When contracting an edge incident to the red vertex it becomes the following graph:

which has two vertices of degree two. This can still be solved and the reasoning to do it will be shown next.

Using the Misha's answer and my own remarks, and ignoring the fan-lemma we have the following proof:

Proof. Suppose first that $G$ is not $3-$connected. For such a graph, we'll prove the result by induction on $n=|G|$. For $n=4$ the result is trivial ($G$ must be $K_4$), so we can suppose that $n>1$ and that any graph with less than $n$ vertices and at most one vertex of degree $<3$ contains a subdivision of $K_4$. Now, if, in fact, $G$ is not connected, then its connected components all have at most a vertex of degree $<3$. By induction hypothesis, each of them, besides a possibly trivial one (on which case the rest of them would have minimum degree $\geq 3$) contains a subdivision of $K_4$ so $G$ too. Let's now suppose $G$ is connected, but has a cut-vertex $v$. Let $C$ be a connected component of $G-v$ with no vertex of $G$ with degree $\leq 2$ (this is how we solve the problem mentioned above). Then $G[C\cup v]$ has at most one vertex of degree $2$ ($v$ is the only candidate). By induction hypothesis, $G[C\cup v]$ contains a subdivision of $K_4$; so does $G$, then. 

Now suppose $G$ is $2-$connected but contains a separating set of minimum size $S$ with two vertices. Take $S=\{v,w\}$ in such a way that a component $C$, with no vertices of $G$ with degree $\leq 2$, of minimum size of $G-S$ is as smallest as possible.  

This means that both $v$ and $w$ have two adjacent vertices in $C$. Indeed, if $v$ (resp. $w$) has only one adjacent vertex $v'$ in $C$, then $\{v',w\}$ is another separating set in $G$, with a component being $C'=C-v'$. Also, $C'\neq \varnothing$, in such a case it would happen that $C=\{v'\}$ and $d(v')=2$, a contradiction.

Furthermore, since $v,w$ both have adjacent vertices in any other component of $G-S$, then there exists a $v-w-$path, say, $\gamma$ not meeting $C$.

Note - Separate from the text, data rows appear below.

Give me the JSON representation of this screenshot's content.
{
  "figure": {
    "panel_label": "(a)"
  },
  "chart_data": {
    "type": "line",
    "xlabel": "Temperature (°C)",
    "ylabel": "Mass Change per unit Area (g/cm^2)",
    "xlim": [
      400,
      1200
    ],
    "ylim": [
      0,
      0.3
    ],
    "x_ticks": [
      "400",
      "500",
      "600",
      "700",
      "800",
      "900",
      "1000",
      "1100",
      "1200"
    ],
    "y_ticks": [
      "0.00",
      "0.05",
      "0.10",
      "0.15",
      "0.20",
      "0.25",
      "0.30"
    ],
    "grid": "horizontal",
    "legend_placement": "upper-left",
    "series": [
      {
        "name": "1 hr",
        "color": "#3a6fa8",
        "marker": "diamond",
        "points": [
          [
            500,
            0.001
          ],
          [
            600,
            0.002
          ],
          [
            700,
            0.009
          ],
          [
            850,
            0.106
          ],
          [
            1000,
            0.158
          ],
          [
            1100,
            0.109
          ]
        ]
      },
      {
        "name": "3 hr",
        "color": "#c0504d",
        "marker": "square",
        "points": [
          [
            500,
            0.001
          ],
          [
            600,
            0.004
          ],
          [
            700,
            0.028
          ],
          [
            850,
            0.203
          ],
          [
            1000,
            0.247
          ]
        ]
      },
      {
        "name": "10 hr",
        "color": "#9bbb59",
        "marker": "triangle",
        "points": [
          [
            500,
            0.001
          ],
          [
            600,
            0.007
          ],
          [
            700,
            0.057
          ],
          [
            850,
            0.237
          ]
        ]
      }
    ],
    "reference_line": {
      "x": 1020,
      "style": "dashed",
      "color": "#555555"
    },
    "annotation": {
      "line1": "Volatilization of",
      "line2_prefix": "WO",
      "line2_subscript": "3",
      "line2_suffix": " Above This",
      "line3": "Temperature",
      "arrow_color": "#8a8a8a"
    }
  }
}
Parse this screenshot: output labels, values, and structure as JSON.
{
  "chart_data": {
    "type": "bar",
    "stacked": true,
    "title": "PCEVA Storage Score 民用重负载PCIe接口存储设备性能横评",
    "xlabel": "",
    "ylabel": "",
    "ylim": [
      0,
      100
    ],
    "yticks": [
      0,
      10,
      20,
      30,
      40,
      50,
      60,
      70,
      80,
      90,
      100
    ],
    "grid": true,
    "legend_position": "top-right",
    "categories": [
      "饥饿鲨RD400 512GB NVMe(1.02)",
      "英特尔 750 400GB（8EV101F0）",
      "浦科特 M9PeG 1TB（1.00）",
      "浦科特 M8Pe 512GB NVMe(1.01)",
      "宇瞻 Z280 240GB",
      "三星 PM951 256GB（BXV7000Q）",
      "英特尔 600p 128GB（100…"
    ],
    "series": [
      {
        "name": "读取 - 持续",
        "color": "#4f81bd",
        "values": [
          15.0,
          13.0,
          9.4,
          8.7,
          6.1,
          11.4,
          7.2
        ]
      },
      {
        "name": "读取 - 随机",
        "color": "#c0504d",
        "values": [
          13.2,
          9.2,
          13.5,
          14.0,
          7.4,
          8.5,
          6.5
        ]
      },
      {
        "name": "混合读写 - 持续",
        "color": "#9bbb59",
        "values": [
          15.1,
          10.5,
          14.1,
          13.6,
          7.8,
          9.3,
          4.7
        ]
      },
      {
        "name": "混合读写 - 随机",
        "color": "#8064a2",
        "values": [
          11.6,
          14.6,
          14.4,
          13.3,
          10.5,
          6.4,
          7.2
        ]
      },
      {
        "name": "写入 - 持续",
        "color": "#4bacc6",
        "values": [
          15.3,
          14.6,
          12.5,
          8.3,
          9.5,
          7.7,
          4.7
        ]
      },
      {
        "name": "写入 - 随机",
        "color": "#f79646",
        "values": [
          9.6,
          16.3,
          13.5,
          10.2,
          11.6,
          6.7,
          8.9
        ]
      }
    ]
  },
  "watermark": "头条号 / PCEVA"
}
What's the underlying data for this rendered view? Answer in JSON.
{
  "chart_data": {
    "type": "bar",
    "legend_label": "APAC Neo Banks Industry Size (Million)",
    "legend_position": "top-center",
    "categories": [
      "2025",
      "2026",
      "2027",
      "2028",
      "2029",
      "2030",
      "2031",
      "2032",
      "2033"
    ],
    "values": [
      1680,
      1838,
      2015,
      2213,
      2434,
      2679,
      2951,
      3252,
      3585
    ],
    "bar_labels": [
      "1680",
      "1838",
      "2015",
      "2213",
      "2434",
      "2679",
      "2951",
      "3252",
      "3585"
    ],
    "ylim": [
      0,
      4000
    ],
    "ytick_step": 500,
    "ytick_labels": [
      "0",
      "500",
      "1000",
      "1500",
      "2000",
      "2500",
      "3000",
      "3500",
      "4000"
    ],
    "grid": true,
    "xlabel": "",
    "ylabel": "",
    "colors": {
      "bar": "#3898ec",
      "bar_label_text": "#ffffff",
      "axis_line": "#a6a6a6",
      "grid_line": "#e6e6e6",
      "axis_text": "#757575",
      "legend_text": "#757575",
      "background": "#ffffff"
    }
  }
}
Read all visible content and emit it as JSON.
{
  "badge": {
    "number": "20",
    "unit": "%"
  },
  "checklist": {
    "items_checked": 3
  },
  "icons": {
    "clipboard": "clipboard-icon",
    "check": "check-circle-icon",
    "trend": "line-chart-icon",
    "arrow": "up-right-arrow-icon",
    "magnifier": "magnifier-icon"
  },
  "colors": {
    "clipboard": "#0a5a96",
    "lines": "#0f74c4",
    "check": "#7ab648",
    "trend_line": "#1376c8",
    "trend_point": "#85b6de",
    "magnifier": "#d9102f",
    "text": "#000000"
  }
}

Take a new graph $G'$ defined as follows: 

$$V(G')=V(C)\cup S,$$

$$E(G')=E(C)\cup E(S,C)\cup \{vw\}.$$

By the choice of $C$, again, $v,w$ have each one at least two edges to $C$, and the edge $vw$, adding $3$ to both degrees, so $d(v),d(w)\geq 3$. Then $\delta(G')\geq 3$ (Since the only changing degrees are the ones of $v,w$). By induction hypothesis, $G'$ contains a subdivision of $K_4$. If $vw\in E(G)$ we're done. If this subdivision uses $vw$ and $vw\notin E(G)$, then, in $G$, replace $vw$ by $\gamma$. It'll still be a subdivision of $K_4$. Therefore, every non-$3-$connected graph with at most one vertex of degree $\leq 2$ has a subdivision of $K_4$.

Now suppose $G$ is $3-$connected. We know, by Tutte's wheel theorem that $K_4$ is a minor of $G$, but we're looking for $K_4$ as a topological minor which is not the same. We'll work as follows: Take a cycle $\zeta$ of $G$ of minimum length, in such a way it's an induced cycle. Since $G$ is $3-$connected, then $G\neq \zeta$ and since $\zeta$ is induced, there is $v\in V(G)-V(\zeta)$. Also $\delta(G)\geq 3$, thus $d(v)\geq 3$. Since $N(v)$ separates $v$ fron $\zeta$, then by Menger's theorem there exist at least three disjoint $v-\zeta-$paths. Three of them, along with $\zeta$, make a subdivision of $K_4$.